Wonosobo, satumenitnews.com – Polemik audiensi membahas telaah dasar hukum penjaringan perangkat desa di Wonosobo membuka babak baru kritik, tidak hanya kepada Pemerintah Kabupaten, tetapi juga terhadap sikap Perkumpulan Perangkat Desa Indonesia (PPDI) yang dinilai tidak peka terhadap krisis kekosongan perangkat di desa-desa seperti Selomanik.
Dalam audiensi yang digelar untuk membahas telaah dasar hukum penjaringan perangkat desa, BPD Selomanik tidak hanya mengkritik alasan keuangan yang disampaikan pemerintah kabupaten, tetapi juga menyentil peran organisasi-organisasi desa, termasuk Perkumpulan Perangkat Desa Indonesia (PPDI), yang dinilai tidak cukup hadir dalam memperjuangkan hak desa. Yudhi Setiawan, juru bicara BPD Selomanik, menyebut perjuangan pengisian perangkat yang kosong seharusnya menjadi agenda bersama, bukan hanya beban satu desa.
Yudhi mengakui bahwa di atas kertas sudah ada banyak wadah, mulai dari asosiasi kepala desa, paguyuban perangkat, hingga PPDI yang semestinya paling dekat dengan isu kesejahteraan dan formasi perangkat, Senin (24/11/2025) Ruang Soerdjo Hadikusumo (Ex Kendali Bawah), Sekretariat Daerah Kabupaten Wonosobo. Namun, dalam praktik, ia melihat justru BPD yang paling aktif bersuara ketika desa kehilangan tenaga perangkat selama lebih dari dua setengah tahun, sementara organisasi lain memilih berhitung.

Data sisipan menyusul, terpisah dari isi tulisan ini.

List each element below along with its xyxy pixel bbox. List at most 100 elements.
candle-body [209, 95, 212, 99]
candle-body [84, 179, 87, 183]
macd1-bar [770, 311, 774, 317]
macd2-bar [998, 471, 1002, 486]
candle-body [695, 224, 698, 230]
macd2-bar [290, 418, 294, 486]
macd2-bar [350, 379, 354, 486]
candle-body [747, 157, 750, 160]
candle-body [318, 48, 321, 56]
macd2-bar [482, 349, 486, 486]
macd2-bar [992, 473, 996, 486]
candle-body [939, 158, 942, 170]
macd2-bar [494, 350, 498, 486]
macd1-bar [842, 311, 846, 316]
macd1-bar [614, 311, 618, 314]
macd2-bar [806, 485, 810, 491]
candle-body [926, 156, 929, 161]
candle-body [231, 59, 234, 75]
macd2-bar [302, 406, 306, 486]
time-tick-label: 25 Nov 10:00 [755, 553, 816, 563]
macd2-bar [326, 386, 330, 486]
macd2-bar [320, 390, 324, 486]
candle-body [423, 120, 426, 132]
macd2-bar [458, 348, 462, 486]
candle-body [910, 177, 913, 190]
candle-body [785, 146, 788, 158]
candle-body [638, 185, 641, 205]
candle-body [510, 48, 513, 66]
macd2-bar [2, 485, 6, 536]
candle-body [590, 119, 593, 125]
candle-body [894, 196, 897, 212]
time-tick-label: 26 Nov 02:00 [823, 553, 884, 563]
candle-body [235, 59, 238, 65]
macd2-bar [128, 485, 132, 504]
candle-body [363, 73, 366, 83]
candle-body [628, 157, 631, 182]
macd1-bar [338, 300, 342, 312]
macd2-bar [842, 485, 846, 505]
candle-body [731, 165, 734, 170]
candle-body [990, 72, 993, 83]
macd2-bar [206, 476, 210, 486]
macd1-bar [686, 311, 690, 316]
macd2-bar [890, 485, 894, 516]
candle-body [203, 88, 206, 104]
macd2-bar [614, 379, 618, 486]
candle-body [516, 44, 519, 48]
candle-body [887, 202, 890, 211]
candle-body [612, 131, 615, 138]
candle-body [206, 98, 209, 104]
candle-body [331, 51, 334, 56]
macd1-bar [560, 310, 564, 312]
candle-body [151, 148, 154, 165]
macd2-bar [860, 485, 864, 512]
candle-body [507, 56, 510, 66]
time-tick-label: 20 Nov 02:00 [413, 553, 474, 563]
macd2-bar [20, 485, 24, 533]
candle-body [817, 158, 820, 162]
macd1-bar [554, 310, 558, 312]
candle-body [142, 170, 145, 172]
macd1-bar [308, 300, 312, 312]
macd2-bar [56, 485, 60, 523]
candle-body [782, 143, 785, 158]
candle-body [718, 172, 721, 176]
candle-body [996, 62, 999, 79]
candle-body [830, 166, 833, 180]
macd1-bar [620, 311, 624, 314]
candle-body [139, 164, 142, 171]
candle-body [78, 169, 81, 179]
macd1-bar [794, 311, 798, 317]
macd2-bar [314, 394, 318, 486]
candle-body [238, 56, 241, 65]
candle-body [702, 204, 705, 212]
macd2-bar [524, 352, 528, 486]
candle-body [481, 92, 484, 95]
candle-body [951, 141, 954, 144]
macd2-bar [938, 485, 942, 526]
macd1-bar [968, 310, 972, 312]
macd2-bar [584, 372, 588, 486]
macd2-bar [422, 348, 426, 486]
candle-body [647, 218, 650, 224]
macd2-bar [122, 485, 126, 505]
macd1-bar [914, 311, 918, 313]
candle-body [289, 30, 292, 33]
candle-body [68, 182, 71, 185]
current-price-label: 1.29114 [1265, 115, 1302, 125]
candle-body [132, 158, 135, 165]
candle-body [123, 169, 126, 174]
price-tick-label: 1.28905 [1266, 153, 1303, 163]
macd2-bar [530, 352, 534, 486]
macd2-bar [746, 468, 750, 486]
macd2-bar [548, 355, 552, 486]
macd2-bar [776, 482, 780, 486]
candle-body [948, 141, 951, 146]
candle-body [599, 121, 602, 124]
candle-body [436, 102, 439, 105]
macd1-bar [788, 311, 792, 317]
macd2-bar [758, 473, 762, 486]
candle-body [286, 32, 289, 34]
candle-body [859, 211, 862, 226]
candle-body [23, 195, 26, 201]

Menurut Yudhi, sikap “mengetahui tetapi tidak terlibat” yang ia lihat pada sejumlah asosiasi membuat desa yang terdampak kekosongan perangkat merasa berjuang sendirian. Bagi BPD Selomanik, keheningan organisasi yang seharusnya menjadi rumah besar perangkat desa itu terasa janggal ketika pelayanan publik di akar rumput sedang tersendat karena formasi tidak segera diisi.

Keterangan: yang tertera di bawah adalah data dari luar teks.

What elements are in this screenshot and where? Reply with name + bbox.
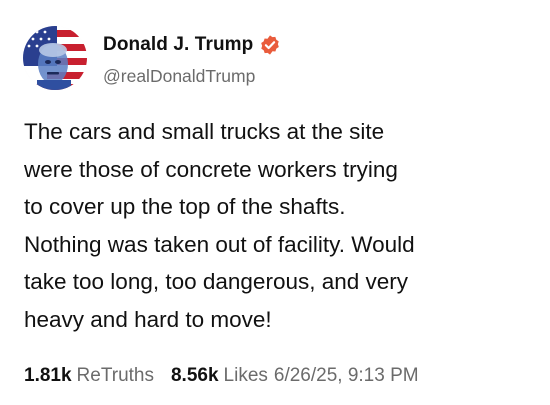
- likes-label: Likes: [223, 365, 268, 386]
- avatar[interactable]: [23, 26, 87, 90]
- verified-badge-icon: [259, 34, 281, 56]
- author-display-name[interactable]: Donald J. Trump: [103, 34, 253, 56]
- likes-stat[interactable]: 8.56k Likes: [171, 365, 268, 387]
- author-handle[interactable]: @realDonaldTrump: [103, 66, 255, 87]
- retruths-label: ReTruths: [76, 365, 154, 386]
- likes-count: 8.56k: [170, 365, 219, 386]
- post-timestamp[interactable]: 6/26/25, 9:13 PM: [274, 365, 419, 387]
- retruths-stat[interactable]: 1.81k ReTruths: [24, 365, 154, 387]
- retruths-count: 1.81k: [24, 365, 72, 386]
- avatar-flag-portrait-image: [23, 26, 87, 90]
- post-card: Donald J. Trump @realDonaldTrump The car…: [0, 0, 550, 405]
- author-name-row: Donald J. Trump: [103, 34, 281, 56]
- post-text: The cars and small trucks at the site we…: [24, 119, 415, 332]
- post-stats: 1.81k ReTruths 8.56k Likes 6/26/25, 9:13…: [24, 365, 419, 387]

Ia menegaskan, perjuangan pengisian 171 formasi perangkat desa di Wonosobo bukan perkara kecil yang bisa dipandang sebagai urusan internal satu desa. Setiap kursi yang kosong, kata Yudhi, berimbas langsung pada warga yang menunggu layanan administrasi, bantuan sosial, hingga pengelolaan program yang seharusnya berjalan normal di tingkat desa.
Dalam konteks itu, ketidakpekaan PPDI dan asosiasi serupa dipandang BPD Selomanik sebagai celah serius dalam representasi perangkat desa. Saat desa harus berhadapan dengan argumen kemampuan keuangan daerah dan tarik-ulur regulasi, organisasi yang mengatasnamakan perangkat desa justru terlihat lebih banyak berada di luar arena sengketa.
Yudhi menyebut, tidak ada larangan bagi PPDI maupun asosiasi kepala desa untuk berhitung politik atau menjaga jarak dari dinamika audiensi. Namun, ia mengingatkan, hak desa atas perangkat yang lengkap dan pelayanan yang layak seharusnya menjadi garis merah bersama. Ketika garis itu dilanggar terlalu lama, wajar jika desa mempertanyakan keberpihakan organisasi yang mengklaim membela perangkat.
Lebih jauh, BPD Selomanik memandang ruang audiensi dengan Sekda dan jajaran dinas terkait sebagai momentum penting untuk menguji seberapa serius semua pihak memandang desa sebagai ujung tombak pelayanan. Di satu sisi, pemerintah kabupaten berbicara tentang penataan tata kelola keuangan, penundaan Perda Pilkades, dan kehati-hatian menyusun kebijakan penghasilan perangkat. Di sisi lain, desa berhadapan dengan antrean pelayanan yang berjalan lambat karena meja-meja birokrasi di balai desa dibiarkan kosong terlalu lama.
Dalam situasi tersebut, ketiadaan suara lantang dari PPDI dan asosiasi sejenis menambah rasa timpang di kalangan BPD dan warga. Yudhi menyebut, desa bisa saja menerima penjelasan teknis soal regulasi dan anggaran, tetapi sulit menerima ketika desa merasa hampir sendirian menyuarakan hak-hak dasar atas pelayanan publik yang seharusnya dijamin negara.
Bagi BPD Selomanik, audiensi di Wonosobo hari itu menjadi cermin: siapa yang benar-benar berdiri di sisi desa ketika hak atas perangkat dan pelayanan publik dipertaruhkan, dan siapa yang memilih hanya menjadi penonton di pinggir arena.